Speaking of that controversial “hold departure” order of Leila de Lima against Gloria Arroyo, Sen. Joker Arroyo said De Lima’s defiance of the Supreme Court’s temporary restraining order emasculated and damaged the Supreme Court. That Supreme Court populated by appointees of Gloria Arroyo had been emasculated and damaged by its own doing.

It flip-flopped five times on the constitutionality of the laws making 16 municipalities cities. There is also its two-sided stand on what the Court’s jurisdiction is. It dismissed the disqualification complaint against Mikey Arroyo, who ran as representative of tricycle drivers and security guards, citing that the case was outside the Court’s jurisdiction. Yet, it stopped the impeachment proceedings against then Ombudsman Merceditas Gutierrez, when impeachment is well outside the jurisdiction of the Court.

It upheld Congress’ creation of a new congressional district to allow Dato Arroyo to run in a district where he would not be opposed by a powerful politician. The creation of the new district was in violation of the Constitution as the new district did not have the population size required by the Constitution.

It ruled in 2015 that the feeble health of Sen. Juan Ponce Enrile presented a compelling reason for his admission to bail. That ruling was contrary to law as poor health is no reason for granting bail. There are many dying lolos and lolas in jail who have been denied bail. Not only that, the senator never gave the condition of his health as reason for his petition for bail. That is because he was not sick. Just as soon he was set free, the senator walked sprightly into the Senate session hall and immediately joined the discourse with fervor.

I saw the ruling though as the justices’ way of setting the precedent for the similar admission to bail of former president Arroyo, who had been claiming that her spinal problem was life-threatening. That is why she wore a neck brace to prevent the further deterioration of her spine and why she sought medical treatment abroad, dismissing the claim of St. Luke’s Hospital as world class.

In July 2016, she was set free by the Court without the expected legal gobbledygook. Eleven justices, all appointees of hers to the Court, acquitted her of the charges for which she was under arrest. Many wondered why she was not acquitted much earlier by the same 11 justices. Well, the political climate prevailing at that time was not favorable to an outright acquittal.

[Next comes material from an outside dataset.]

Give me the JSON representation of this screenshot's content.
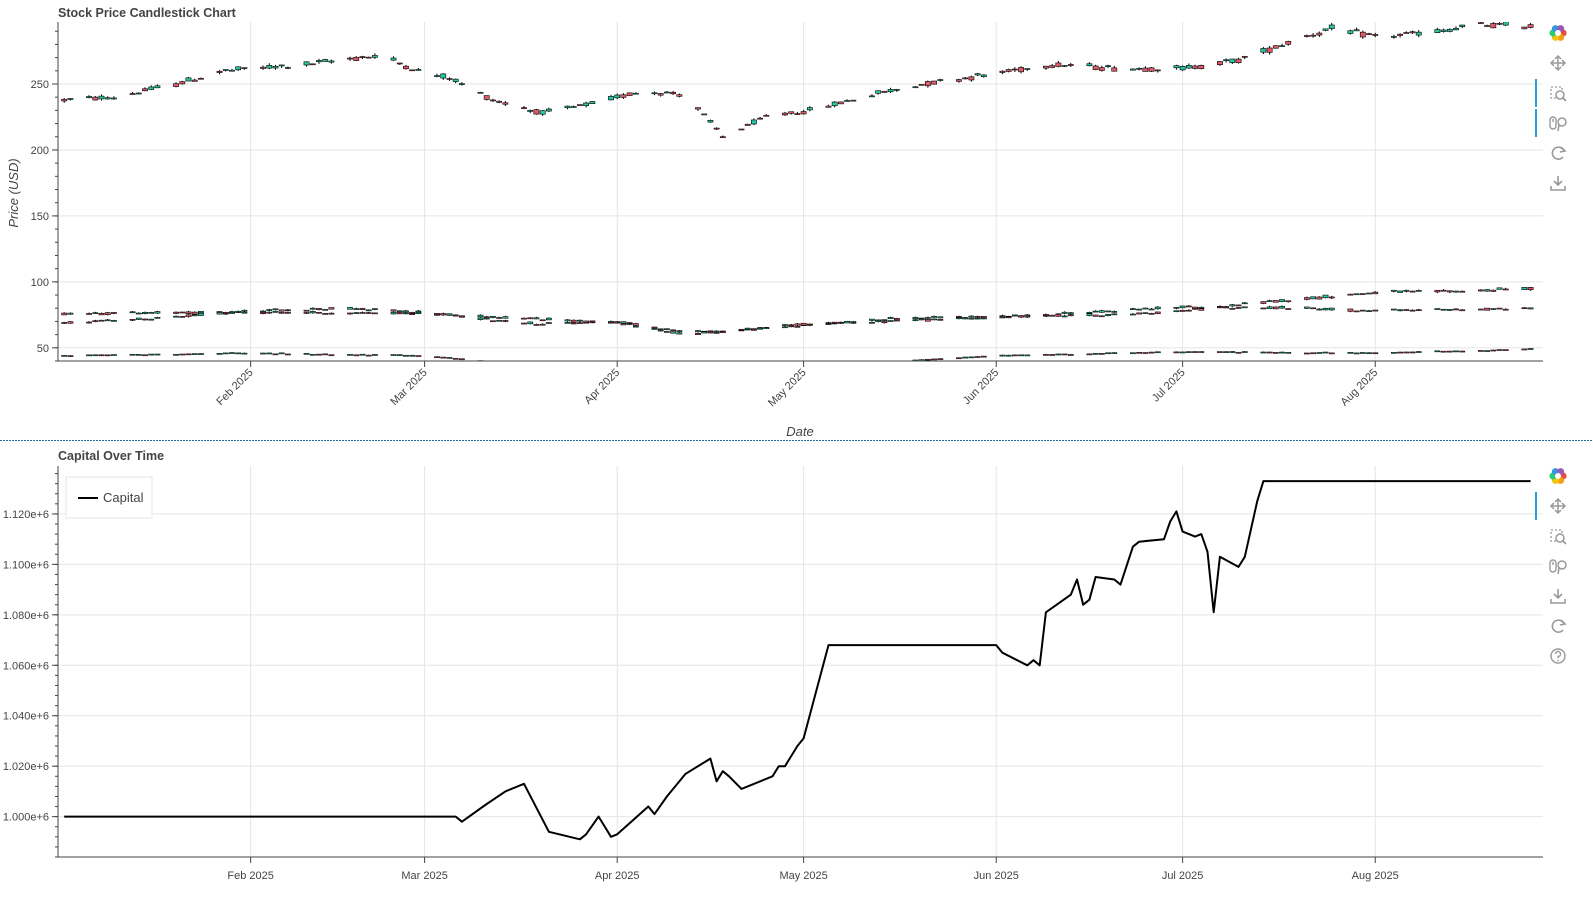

It will be recalled that during the 2016 presidential campaign, candidate Duterte said he would support the call for Arroyo’s release from hospital arrest. Just two weeks after Mr. Duterte was sworn in as president, Arroyo walked free, sans the neck brace and the need for urgent medical treatment abroad.

In that same campaign period, Mr. Duterte said he will allow the burial of former president Marcos at the Libingan ng mga Bayani. The remaining eight appointees of Arroyo to the Court all voted in favor of the hero’s burial of Marcos for reasons that included the false claims that Marcos was a be-medalled war veteran and that he was not convicted of moral turpitude.

In July last year, the remaining seven appointees of Arroyo and the two appointees of President Duterte voted to uphold the President’s imposition of martial law in Mindanao. The same nine justices voted in favor of the President’s extension of martial law in Mindanao to the end of the year.

Four associate justices with personal grievances against Sereno and the four associate justices appointed to the Court by President Rodrigo Duterte, an avowed personal enemy of Sereno, ruled the quo warranto petition in accordance with the law. And the Filipino people are asked to respect the ruling of these supposed supreme but tainted judges.

 

Oscar P. Lagman, Jr. is a member of Manindigan! a cause-oriented group of businessmen, professionals, and academics.